Historic church in Wisconsin, United States

Freewill Baptist Church (also known as Prospect Aid Meeting House and Muskego Meeting House) is a historic church at 19750 W. National Avenue in New Berlin, Wisconsin, United States. It was built in 1859 and was added to the National Register of Historic Places in 1998.

The hamlet of Prospect Hill (now part of New Berlin) was settled in the 1830s, mostly by Yankees from New England and New York. Rufus Cheney of New Hampshire was one of them, and in 1840 he and his wife Ruth invited two other couples to found a Freewill Baptist church, the first such church in what would become the state of Wisconsin. This denomination is a variety of General Baptists with roots in England, and Cheney came from the northern branch founded by Benjamin Randall. The congregation at Prospect Hill grew, with more families joining and with the first baptism in 1843. That same year Cheney started a school in his house for the children of members.
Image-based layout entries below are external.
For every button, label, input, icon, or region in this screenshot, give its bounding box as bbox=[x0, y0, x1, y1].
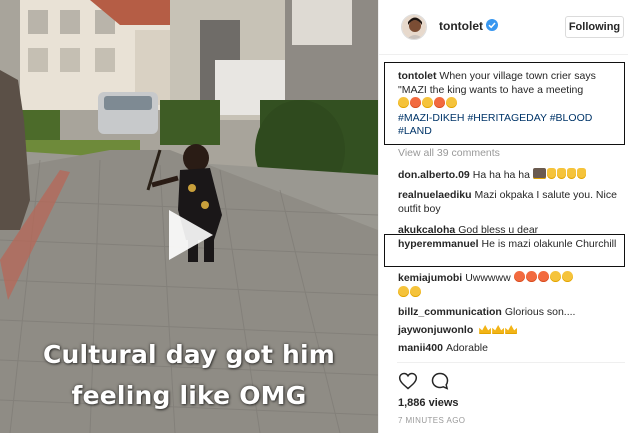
comments-list[interactable]: tontolet When your village town crier sa… bbox=[379, 62, 628, 362]
comment-item: realnuelaediku Mazi okpaka I salute you. … bbox=[398, 189, 623, 216]
emoji-family-icon bbox=[532, 168, 546, 179]
hashtag-heritageday[interactable]: #HERITAGEDAY bbox=[467, 112, 546, 124]
emoji-smile-icon bbox=[410, 285, 421, 297]
comment-text: Uwwwww bbox=[465, 272, 511, 284]
emoji-smile-icon bbox=[398, 285, 409, 297]
hashtag-mazi-dikeh[interactable]: #MAZI-DIKEH bbox=[398, 112, 465, 124]
caption-text: tontolet When your village town crier sa… bbox=[398, 70, 618, 139]
comment-username[interactable]: billz_communication bbox=[398, 306, 502, 318]
comment-icon[interactable] bbox=[430, 371, 450, 391]
video-player[interactable]: Cultural day got him feeling like OMG bbox=[0, 0, 378, 433]
video-caption-line-2: feeling like OMG bbox=[71, 381, 307, 410]
heart-icon[interactable] bbox=[398, 371, 418, 391]
view-count[interactable]: 1,886 views bbox=[398, 397, 459, 409]
hashtag-blood[interactable]: #BLOOD bbox=[550, 112, 593, 124]
emoji-crown-icon bbox=[479, 325, 492, 334]
avatar[interactable] bbox=[401, 14, 427, 40]
view-all-comments-link[interactable]: View all 39 comments bbox=[398, 147, 500, 159]
post-panel: tontolet Following tontolet When your vi… bbox=[378, 0, 628, 433]
emoji-heart-eyes-icon bbox=[537, 271, 549, 282]
comment-username[interactable]: realnuelaediku bbox=[398, 189, 472, 201]
emoji-ok-hand-icon bbox=[546, 168, 556, 179]
emoji-rage-icon bbox=[434, 97, 445, 108]
comment-text: Ha ha ha ha bbox=[472, 169, 530, 181]
caption-username[interactable]: tontolet bbox=[398, 70, 437, 82]
comment-username[interactable]: manii400 bbox=[398, 342, 443, 354]
comment-text: Adorable bbox=[445, 342, 488, 354]
comment-username[interactable]: jaywonjuwonlo bbox=[398, 324, 473, 336]
emoji-crown-icon bbox=[505, 325, 518, 334]
video-caption-line-1: Cultural day got him bbox=[42, 340, 336, 369]
emoji-heart-eyes-icon bbox=[513, 271, 525, 282]
emoji-ok-hand-icon bbox=[576, 168, 586, 179]
comment-item: kemiajumobi Uwwwww bbox=[398, 271, 623, 300]
actions-divider bbox=[397, 362, 625, 363]
avatar-image bbox=[402, 15, 426, 39]
post-header: tontolet Following bbox=[379, 0, 628, 55]
comment-text: He is mazi olakunle Churchill bbox=[481, 238, 617, 250]
comment-username[interactable]: don.alberto.09 bbox=[398, 169, 470, 181]
emoji-angry-icon bbox=[410, 97, 421, 108]
comment-item: don.alberto.09 Ha ha ha ha bbox=[398, 168, 623, 183]
comment-text: Glorious son.... bbox=[504, 306, 576, 318]
header-username[interactable]: tontolet bbox=[439, 19, 483, 33]
hashtag-land[interactable]: #LAND bbox=[398, 125, 432, 137]
comment-item: jaywonjuwonlo bbox=[398, 324, 623, 338]
emoji-laugh-icon bbox=[398, 97, 409, 108]
following-button[interactable]: Following bbox=[565, 16, 624, 38]
emoji-cat-icon bbox=[446, 97, 457, 108]
verified-icon bbox=[486, 19, 498, 31]
comment-item: hyperemmanuel He is mazi olakunle Churchi… bbox=[398, 238, 623, 252]
comment-username[interactable]: hyperemmanuel bbox=[398, 238, 479, 250]
emoji-ok-hand-icon bbox=[566, 168, 576, 179]
emoji-grimace-icon bbox=[422, 97, 433, 108]
emoji-ok-hand-icon bbox=[556, 168, 566, 179]
play-icon[interactable] bbox=[161, 208, 215, 262]
emoji-smile-icon bbox=[561, 271, 573, 282]
comment-item: billz_communication Glorious son.... bbox=[398, 306, 623, 320]
comment-username[interactable]: kemiajumobi bbox=[398, 272, 462, 284]
post-timestamp: 7 MINUTES AGO bbox=[398, 416, 466, 425]
emoji-crown-icon bbox=[492, 325, 505, 334]
emoji-smile-icon bbox=[549, 271, 561, 282]
comment-item: manii400 Adorable bbox=[398, 342, 623, 356]
emoji-heart-eyes-icon bbox=[525, 271, 537, 282]
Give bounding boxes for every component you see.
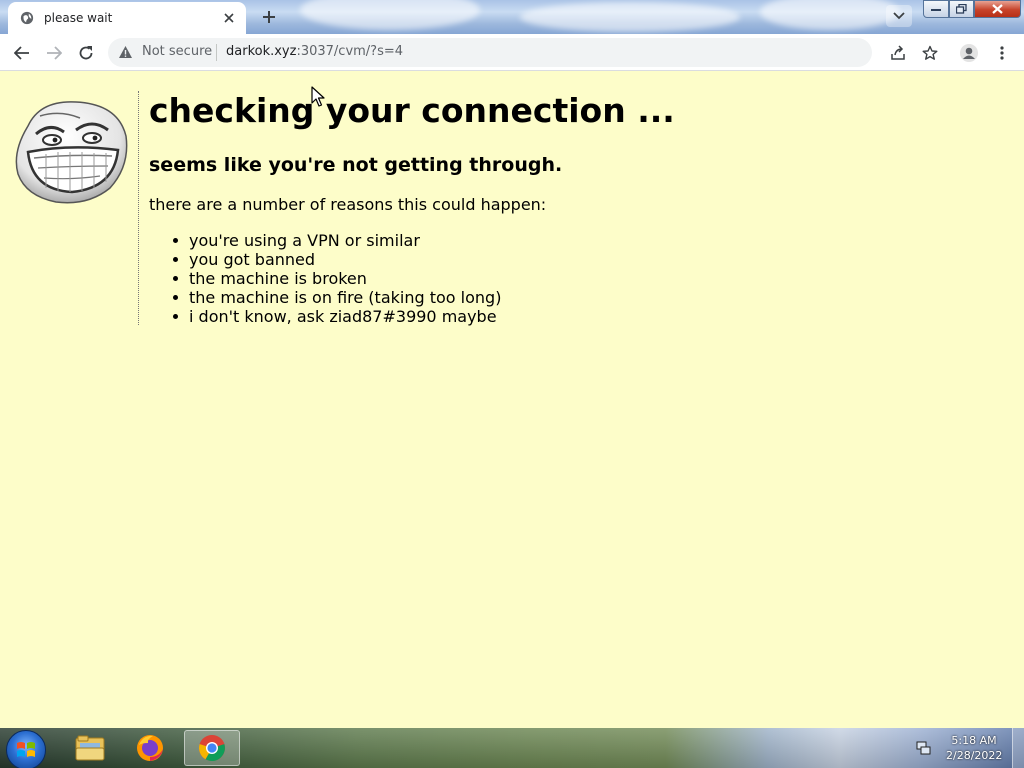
arrow-right-icon: [47, 46, 62, 60]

In 1845 Cheney was recognized as pastor, though he never took payment. Not all was rosy: records show that in 1845 Cheney made visits to "delinquent" members, and the next year there was a debate about whether members should drink alcohol. Meetings were held each week in Cheney's home.

The congregation grew and by 1858 had raised enough money to build a church. Quincy W. Church, a member of the congregation and son of Prospect Hill's first storekeeper, designed the building in Greek Revival style, following the pattern of some New England churches. Typical of Greek Revival, the building is symmetric across the front, with the main entry door in the middle. On each side is a tall 9 over 9 window, and the corners of the building are trimmed with pilasters with capitals. A frieze and cornice run above the pilasters and windows, and a pediment sits above that on the front. The pediment is decorated with an unusual (for Greek Revival) sunburst pattern formed from weatherboard. Above that, a square louvered belfry rises from the roof, itself topped with a small pyramidal roof.

Inside, the walls were originally lath and plaster. Deacon Hiram Hale was determined to have a choir loft, and paid for it himself. It stretched across the front of the building and was originally accessed by curved staircases at the corners of the building. The original church was expected to cost $1200, but Rev. Cheney and Hale added $300 to that.

The church has never had running water. Outside and down the hill is a small frame privy, almost hidden in the bushes. Northeast of the church there were also sheds for horses and buggies, but they are long gone.

The congregation was strongly abolitionist, collecting food and supplies for the Union Army, including "blankets, potatoes, horseradish, home-knit socks, caps and underwear and home made catsup." They were against alcohol, and had their own temperance society. The Ladies Aid Society was organized in 1886, raising money to buy furnishings and a bell for the church and sewing quilts for the Indian Children's Home in Council Bluffs, Iowa. Theodora W. Youmans, who grew up in the church, went on to become a pioneer woman journalist and a leader of the women's suffrage movement in Wisconsin.

By 1886 the Freewill Church managed to hire a full-time minister and built a parsonage. The hamlet of Prospect Hill had also grown to include two general stores, two stagecoach inns, four blacksmith shops, a sawmill, a creamery, a post office, a cider mill and grist mill, a planing mill, a school, a cobbler shop, and other businesses. The Freewill Baptists were the dominant group in the little community.

But membership declined, with attendance under a dozen by 1895. The congregation at Prospect Hill disbanded in 1925. To maintain the building, the Ladies Aid Society was renamed the Prospect Aid Society and opened to Christians of any denomination. The building was deeded to the new society as long as it "never be used for dancing, card-playing, or raffling."

The new/old organization installed a cookstove, converted some pews to tables, and hosted dinners, quilting bees, and summer Aid meetings in the building, with proceeds going to charities. The building also served as a temporary home for other denominations. By 1985 they had dropped the clause on card-playing from the deed, and were holding monthly card parties, with the money raised going to building maintenance and charities.

In 1985 a fire burned the roof, belfry and interior - a result of arson. Since then the church was restored to its old appearance, and lunches are again being served there.